COVID-19, Crisanti: "Il virus è ancora tra di noi e il pericolo non è finito"

Alle immagini di milioni di italiani in spiaggia e nei luoghi di vacanza, spesso con poca attenzione al distanziamento sociale, si affiancano puntualmente le raccomandazioni degli esperti che, a fronte di dati molto positivi, non perdono occasione per ricordare a tutti che l'emergenza è tutt'altro che finita.

Abbassare la guardia in questo momento, e gli esperti sono concordi nell'affermarlo, potrebbe portare ad una nuova ondata. Andrea Crisanti, direttore del dipartimento di microbiologia dell’Università di Padova nonché consulente per l'emergenza COVID-19 del governatore del Veneto Luca Zaia, è intervenuto oggi a Mezz'ora in più per ribadire il concetto che sembra sfuggire a molti:

Serve consapevolezza, il virus è ancora tra di noi e il pericolo non è finito.
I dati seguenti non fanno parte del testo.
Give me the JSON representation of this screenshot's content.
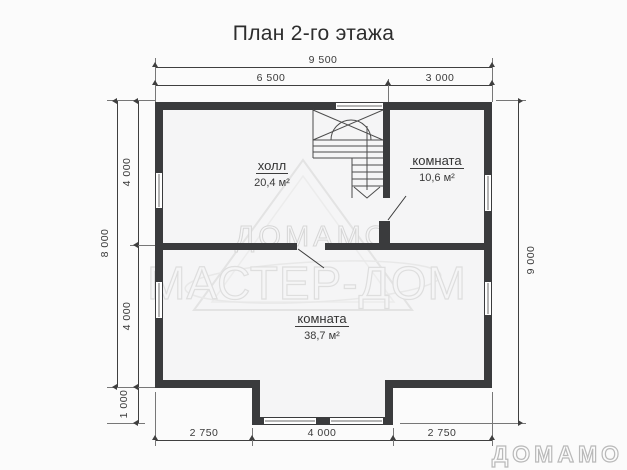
{
  "title": "План 2-го этажа",
  "rooms": [
    {
      "name": "холл",
      "area": "20,4 м²"
    },
    {
      "name": "комната",
      "area": "10,6 м²"
    },
    {
      "name": "комната",
      "area": "38,7 м²"
    }
  ],
  "dimensions": {
    "top_total": "9 500",
    "top_segment_left": "6 500",
    "top_segment_right": "3 000",
    "left_total": "8 000",
    "left_segment_upper": "4 000",
    "left_segment_lower": "4 000",
    "left_segment_bay": "1 000",
    "right_total": "9 000",
    "bottom_segment_left": "2 750",
    "bottom_segment_middle": "4 000",
    "bottom_segment_right": "2 750"
  },
  "watermark": {
    "brand": "ДОМАМО",
    "subbrand": "МАСТЕР-ДОМ"
  },
  "logo_text": "ДОМАМО",
  "colors": {
    "wall": "#3a3b3d",
    "dimension": "#3f3f3f",
    "watermark_outline": "#d9d9d9",
    "logo_outline": "#b9b9b9"
  }
}
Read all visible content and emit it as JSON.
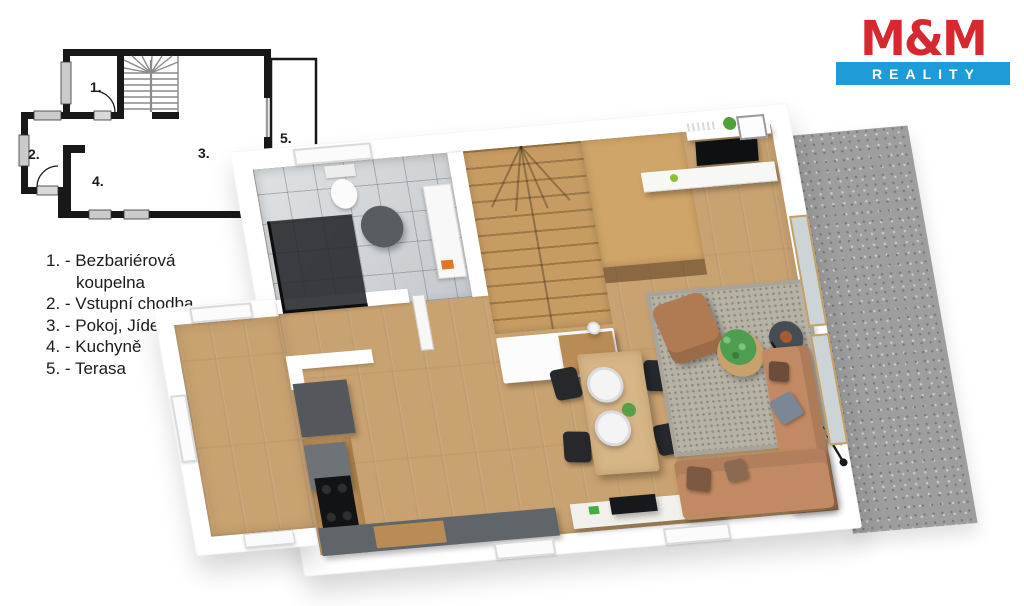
{
  "logo": {
    "title": "M&M",
    "subtitle": "REALITY",
    "title_color": "#d7282f",
    "bar_color": "#1e9cd7"
  },
  "legend": {
    "items": [
      {
        "text": "1. - Bezbariérová",
        "text2": "koupelna"
      },
      {
        "text": "2. - Vstupní chodba"
      },
      {
        "text": "3. - Pokoj, Jídelna"
      },
      {
        "text": "4. - Kuchyně"
      },
      {
        "text": "5. - Terasa"
      }
    ]
  },
  "plan2d": {
    "room_numbers": [
      "1.",
      "2.",
      "3.",
      "4.",
      "5."
    ]
  },
  "colors": {
    "wall_white": "#ffffff",
    "plan_line": "#181818",
    "floor_wood": "#c9a271",
    "stairs_wood": "#c79c63",
    "bathroom_tile": "#d3d6d9",
    "kitchen_gray": "#5f6468",
    "counter_wood": "#b98c55",
    "sofa_tan": "#c28a64",
    "rug_gray": "#b7b2a6",
    "terrace_gravel": "#9e9e9e"
  }
}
Noi dobbiamo interrogarci se siamo preparati a spegnere sistematicamente i focolai che via via si manifesteranno e che con l'autunno e l'inverno sicuramente avranno dimensioni e frequenza maggiori.

Ad oggi abbiamo tante speranze per il vaccino, ma nessuna certezza. E se l'Europa sembra essersi lasciata alle spalle la fase più acuta dell'epidemia, nuovi focolai sono all'ordine del giorno e solo interventi tempestivi possono servire a tenerli sotto controllo. Questa potrebbe essere la nuova normalità ancora a lungo:

Dobbiamo insistere e incalzare il governo e le autorità regionali a essere preparati, più saremo preparati più saremo pronti a convivere per un paio d'anni con la dinamica di questo virus, fino a che un vaccino speriamo arrivi.
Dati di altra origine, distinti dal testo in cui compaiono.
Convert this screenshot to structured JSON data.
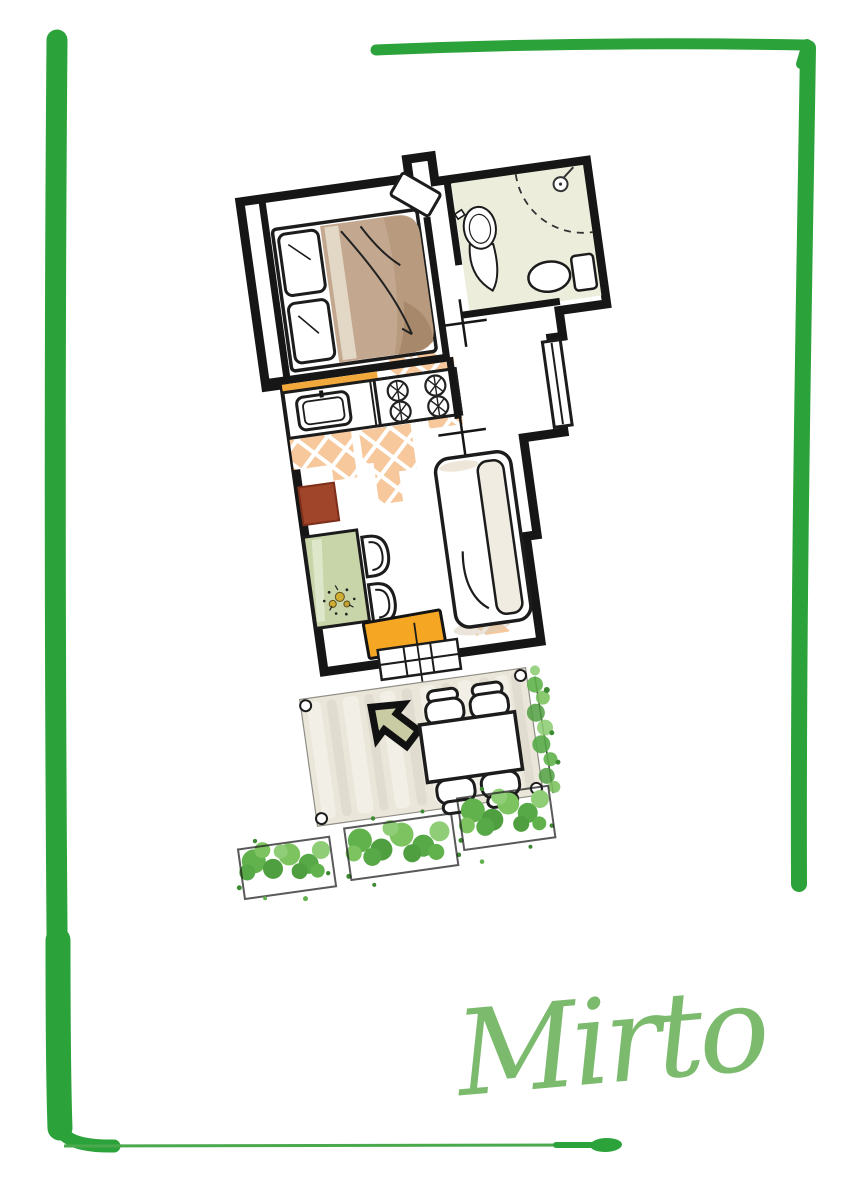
{
  "signature": {
    "text": "Mirto"
  },
  "icons": [
    {
      "name": "entrance-arrow-icon",
      "meaning": "arrow pointing toward apartment entrance door",
      "shape": "thick black outlined arrow, olive fill, pointing up-left"
    }
  ],
  "depicted_elements": [
    "hand-drawn green border frame",
    "apartment floor plan rotated slightly counterclockwise",
    "bedroom with double bed, two pillows, tan duvet, open door leaf",
    "bathroom with pedestal sink, dashed shower enclosure, toilet",
    "kitchen counter with sink and four-burner stove, orange backsplash",
    "orange lattice tile floor patches",
    "living area with red-brown stool, sage green table with flower motif, two chairs, white sofa with cushion, orange mat",
    "entrance french door with grid panes",
    "outdoor deck with corner posts, entrance arrow, table with four chairs",
    "green hedges and three planter boxes",
    "green script signature reading Mirto"
  ],
  "colors": {
    "frame_green": "#2ca33a",
    "bottom_line_green": "#4aa94d",
    "script_green": "#7cbb6e",
    "wall_black": "#161616",
    "tile_orange": "#f6c89b",
    "backsplash_orange": "#f2a93b",
    "bath_floor": "#eceedb",
    "duvet_tan": "#c3a88f",
    "duvet_shadow": "#a8886a",
    "table_sage": "#c8d5a8",
    "stool_red": "#a0442a",
    "mat_orange": "#f5a623",
    "arrow_olive": "#c9cba3",
    "deck_beige": "#eae6da",
    "deck_stripe_light": "#f3f0e8",
    "deck_stripe_dark": "#e1dccf",
    "bush_green": "#61b24c",
    "bush_dark": "#3e8a33",
    "bush_light": "#8fce77",
    "sofa_cushion": "#f1ece1"
  }
}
L'ammonimento di Crisanti è chiaro:

Dobbiamo attrezzarci con consapevolezza. Quello che è accaduto all'inizio dell'epidemia è in qualche modo perdonabile perché ci ha colto di sorpresa ma riprodurre la stessa situazione a ottobre-novembre sarebbe imperdonabile. E l'Italia non credo possa permetterselo.